The poorest homes ate boiled potatoes dipped in a solution of salt and water, probably because they wanted that salty taste and didn’t boil the potatoes in saltwater. In the wealthier homes, a meal usually consisted of bread or flatbread, milk and milk products and a lot of pourrage. This was pourrage boiled on barleycorn. For dinner there was herring and potatoes with flatbread. During hunting season, a good catch was a breath of fresh air in the daily fare.
Both farmers and smallholders sufficed a high rate of infant mortality. Around 20% of the mothers died during giving birth. The mothers gave their children breast milk until the next child was born. In addition to breast milk, they could have pourrage or normal food, if an adult had chewed it for them first.

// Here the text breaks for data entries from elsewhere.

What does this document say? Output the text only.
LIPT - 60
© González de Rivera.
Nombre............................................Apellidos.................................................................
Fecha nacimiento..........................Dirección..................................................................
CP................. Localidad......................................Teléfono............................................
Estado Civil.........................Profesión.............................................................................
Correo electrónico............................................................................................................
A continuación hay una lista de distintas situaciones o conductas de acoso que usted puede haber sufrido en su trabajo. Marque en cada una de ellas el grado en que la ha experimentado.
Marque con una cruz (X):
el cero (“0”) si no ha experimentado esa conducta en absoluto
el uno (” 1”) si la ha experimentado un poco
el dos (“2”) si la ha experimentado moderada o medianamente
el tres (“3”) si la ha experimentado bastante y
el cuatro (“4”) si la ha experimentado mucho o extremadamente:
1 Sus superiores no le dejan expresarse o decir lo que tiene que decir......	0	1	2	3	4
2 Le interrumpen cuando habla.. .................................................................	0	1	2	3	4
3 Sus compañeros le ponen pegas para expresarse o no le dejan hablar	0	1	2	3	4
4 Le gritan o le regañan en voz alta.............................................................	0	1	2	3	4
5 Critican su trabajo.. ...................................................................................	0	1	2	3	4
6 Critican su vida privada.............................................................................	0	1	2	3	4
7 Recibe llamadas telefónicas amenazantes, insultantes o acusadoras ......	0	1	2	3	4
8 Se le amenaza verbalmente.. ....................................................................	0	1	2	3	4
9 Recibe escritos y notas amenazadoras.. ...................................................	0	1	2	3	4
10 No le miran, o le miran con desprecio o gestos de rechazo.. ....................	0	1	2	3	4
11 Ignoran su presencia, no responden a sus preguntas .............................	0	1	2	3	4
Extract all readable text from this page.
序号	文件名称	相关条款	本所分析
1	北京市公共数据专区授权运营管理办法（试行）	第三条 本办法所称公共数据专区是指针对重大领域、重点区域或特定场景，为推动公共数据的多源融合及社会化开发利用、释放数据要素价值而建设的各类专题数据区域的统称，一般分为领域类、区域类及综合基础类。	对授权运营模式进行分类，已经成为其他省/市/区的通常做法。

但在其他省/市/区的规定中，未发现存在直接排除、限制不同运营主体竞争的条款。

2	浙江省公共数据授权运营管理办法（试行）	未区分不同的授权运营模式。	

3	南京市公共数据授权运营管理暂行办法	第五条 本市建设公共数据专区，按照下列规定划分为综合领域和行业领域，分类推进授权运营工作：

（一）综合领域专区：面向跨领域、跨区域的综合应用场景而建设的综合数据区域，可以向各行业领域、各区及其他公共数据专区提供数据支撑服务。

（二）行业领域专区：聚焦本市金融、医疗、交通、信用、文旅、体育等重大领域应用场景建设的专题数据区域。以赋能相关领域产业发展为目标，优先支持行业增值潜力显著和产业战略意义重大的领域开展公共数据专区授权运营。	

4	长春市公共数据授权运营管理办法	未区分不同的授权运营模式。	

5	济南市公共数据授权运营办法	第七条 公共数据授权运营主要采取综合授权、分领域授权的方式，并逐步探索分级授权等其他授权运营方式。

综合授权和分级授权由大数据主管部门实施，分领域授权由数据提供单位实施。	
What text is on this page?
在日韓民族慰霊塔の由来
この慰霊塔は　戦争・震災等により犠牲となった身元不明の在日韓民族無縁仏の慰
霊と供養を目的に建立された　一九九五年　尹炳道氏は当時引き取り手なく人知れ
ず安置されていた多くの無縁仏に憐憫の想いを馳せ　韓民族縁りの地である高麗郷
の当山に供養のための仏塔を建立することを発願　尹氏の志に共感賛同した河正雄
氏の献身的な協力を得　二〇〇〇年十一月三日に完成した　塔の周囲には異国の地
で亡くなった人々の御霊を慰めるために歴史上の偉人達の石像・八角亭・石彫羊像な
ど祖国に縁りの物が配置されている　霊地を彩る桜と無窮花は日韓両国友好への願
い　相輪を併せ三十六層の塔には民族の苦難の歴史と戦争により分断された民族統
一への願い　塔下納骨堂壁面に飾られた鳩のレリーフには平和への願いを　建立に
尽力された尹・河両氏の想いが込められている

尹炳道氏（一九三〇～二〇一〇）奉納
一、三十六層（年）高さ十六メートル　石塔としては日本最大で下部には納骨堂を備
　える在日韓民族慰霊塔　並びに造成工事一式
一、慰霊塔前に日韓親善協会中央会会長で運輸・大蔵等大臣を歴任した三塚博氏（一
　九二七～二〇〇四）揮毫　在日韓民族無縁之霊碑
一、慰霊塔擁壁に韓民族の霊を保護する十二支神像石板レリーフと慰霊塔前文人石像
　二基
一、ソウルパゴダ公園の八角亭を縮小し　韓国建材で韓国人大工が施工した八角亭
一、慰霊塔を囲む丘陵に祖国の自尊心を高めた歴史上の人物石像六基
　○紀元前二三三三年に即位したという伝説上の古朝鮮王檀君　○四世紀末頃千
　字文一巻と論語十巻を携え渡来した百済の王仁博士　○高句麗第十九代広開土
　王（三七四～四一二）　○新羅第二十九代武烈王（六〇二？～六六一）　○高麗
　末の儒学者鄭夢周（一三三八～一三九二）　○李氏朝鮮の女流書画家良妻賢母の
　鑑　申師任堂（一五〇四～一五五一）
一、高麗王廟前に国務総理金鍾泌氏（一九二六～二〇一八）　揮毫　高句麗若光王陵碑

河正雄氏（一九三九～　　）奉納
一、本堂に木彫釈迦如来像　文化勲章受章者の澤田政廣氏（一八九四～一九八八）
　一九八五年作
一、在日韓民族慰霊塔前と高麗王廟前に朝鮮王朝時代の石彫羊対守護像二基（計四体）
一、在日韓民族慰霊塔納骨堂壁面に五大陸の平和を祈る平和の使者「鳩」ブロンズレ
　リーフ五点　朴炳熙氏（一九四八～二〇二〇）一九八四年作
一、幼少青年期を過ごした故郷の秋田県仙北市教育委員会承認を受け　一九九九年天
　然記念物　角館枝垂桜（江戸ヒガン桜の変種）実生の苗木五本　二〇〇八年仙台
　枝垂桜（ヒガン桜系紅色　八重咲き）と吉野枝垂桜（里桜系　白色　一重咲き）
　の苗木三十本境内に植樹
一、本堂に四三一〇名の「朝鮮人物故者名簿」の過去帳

Both boys and girls wore skirts until they were 4-5 years old. Under the skirt they didn’t have anything. It was normal to take a leak on the living room floor. The sanitary conditions were bad. Until the outdoor toilet came, people just used the field or the dung pit or anywhere that seemed suitable. Before the invention of toilet-paper, people used grass, moss or snow. The wife started her day around 4-5 AM with spinning and cooking and working in the barn.
Alot of time and energy was put into making clothes and fixing them. Laundry was done in March, around Midsummer and during the fall. The wife also had to work on the farm they rented from. Up until 1865, there were established 6 smallholdings under Sund:
1. Ytternesset, later Sundsnesset-1, later Strømnes
2. Sundsnesset-2, later Rognerud, later Blåveisveien
3. Sundsbakken, later Johannes Hall, later Solem
4. Sundslia, later Sundsnesset-4, later house of Arne Sund
6. Sundsmarka, later Sunds Folkehøyskole
The year 1834, Ola Rasmussen and Inger Andersdotter are the ones living on Ytternesset. They have the children Kristian, Mikal and Gunhild. Ola dies in 1834. Ytternesset had become a wealthy smallholding and a change of wealth was set when Ola dies. The time after became hard, because Inger now had to run both Ytternesset and and work for her boss on Sund. So when Inger died 3 years after that, there is a deficit in the accountings.
Around 1850, Tørris and Jonetta had arrived at Ytternesset. They had 3 kids and shared the responsibility with Beret Martha and Lorns. Tørris and Beret Martha are brother and sister.
Tørris dies in 1863, 41 years old. Jonetta takes control over Ytternesset. Widows were in this time appointed a guardian when their husbands died. Jonettas guardian, Jørgen Kverkild, makes a contract. In the contract Jonetta is promised several rights for her retirement. Jonetta died in 1910.
Lorns and Beret Martha didn’t have any children. None of Jonetta- or Tørris’ children take the responsibility of the farm.